Dans un message publié sur le réseau social X, le CENTCOM a indiqué que ces opérations visaient à affaiblir les capacités militaires iraniennes et à empêcher toute nouvelle attaque contre les navires commerciaux et civils transitant par le détroit d’Ormuz. Les autorités américaines n’ont toutefois pas précisé les cibles visées.

Quelques heures plus tôt, les médias d’État iraniens avaient fait état d’au moins quatre fortes explosions près du port de Bandar Abbas, dans le sud du pays, à proximité du détroit d’Ormuz.

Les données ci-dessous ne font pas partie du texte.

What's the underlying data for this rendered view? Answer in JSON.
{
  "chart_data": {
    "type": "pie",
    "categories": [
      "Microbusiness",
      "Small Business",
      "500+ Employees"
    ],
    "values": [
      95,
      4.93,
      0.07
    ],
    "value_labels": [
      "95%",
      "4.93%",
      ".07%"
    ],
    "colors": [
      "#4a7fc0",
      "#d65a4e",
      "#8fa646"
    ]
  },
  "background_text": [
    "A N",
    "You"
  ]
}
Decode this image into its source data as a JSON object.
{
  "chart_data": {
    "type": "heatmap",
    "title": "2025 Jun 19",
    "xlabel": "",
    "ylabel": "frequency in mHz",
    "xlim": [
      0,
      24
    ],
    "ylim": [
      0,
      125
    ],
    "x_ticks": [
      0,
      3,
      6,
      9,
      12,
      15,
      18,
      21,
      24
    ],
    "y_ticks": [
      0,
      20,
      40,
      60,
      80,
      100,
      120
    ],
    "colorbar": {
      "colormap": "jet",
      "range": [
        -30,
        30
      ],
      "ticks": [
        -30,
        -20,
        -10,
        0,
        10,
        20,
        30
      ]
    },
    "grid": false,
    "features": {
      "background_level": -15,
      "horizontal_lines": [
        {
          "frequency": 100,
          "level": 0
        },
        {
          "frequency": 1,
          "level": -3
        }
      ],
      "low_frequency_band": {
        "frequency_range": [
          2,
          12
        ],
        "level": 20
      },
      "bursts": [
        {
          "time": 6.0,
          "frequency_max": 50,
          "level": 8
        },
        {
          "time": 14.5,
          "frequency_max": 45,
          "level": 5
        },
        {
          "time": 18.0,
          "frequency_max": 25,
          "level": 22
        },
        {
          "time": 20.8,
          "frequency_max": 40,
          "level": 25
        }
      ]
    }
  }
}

Face à l’escalade, le secrétaire général des Nations unies, Antonio Guterres, a appelé Washington et Téhéran à reprendre le dialogue et à faire preuve de la plus grande retenue. Il a réaffirmé la disponibilité de l’ONU à soutenir toute initiative susceptible de favoriser une désescalade et une solution pacifique.

De son côté, le président américain Donald Trump a déclaré que les États-Unis étaient en train de «prendre le contrôle» du détroit d’Ormuz et que les pays riches financeraient la protection de cette voie maritime assurée par Washington. Il a également averti que de nouvelles frappes pourraient être menées si l’Iran continuait, selon lui, à violer les accords de cessez-le-feu.

En réponse, le porte-parole du ministère iranien des Affaires étrangères, Esmaeil Baqaei, a affirmé que Téhéran ne remplirait ses engagements que si Washington respectait pleinement les siens. Il a ajouté que l’Iran poursuivait ses consultations avec le Qatar, Oman et le Pakistan afin d’éviter une nouvelle escalade.

Enfin, le porte-parole du quartier général militaire Khatam al-Anbiya a averti que l’Iran n’autoriserait en aucun cas les États-Unis à intervenir dans la gestion du détroit d’Ormuz et a estimé que toute coopération des pays du Golfe avec Washington serait considérée comme un «acte de guerre».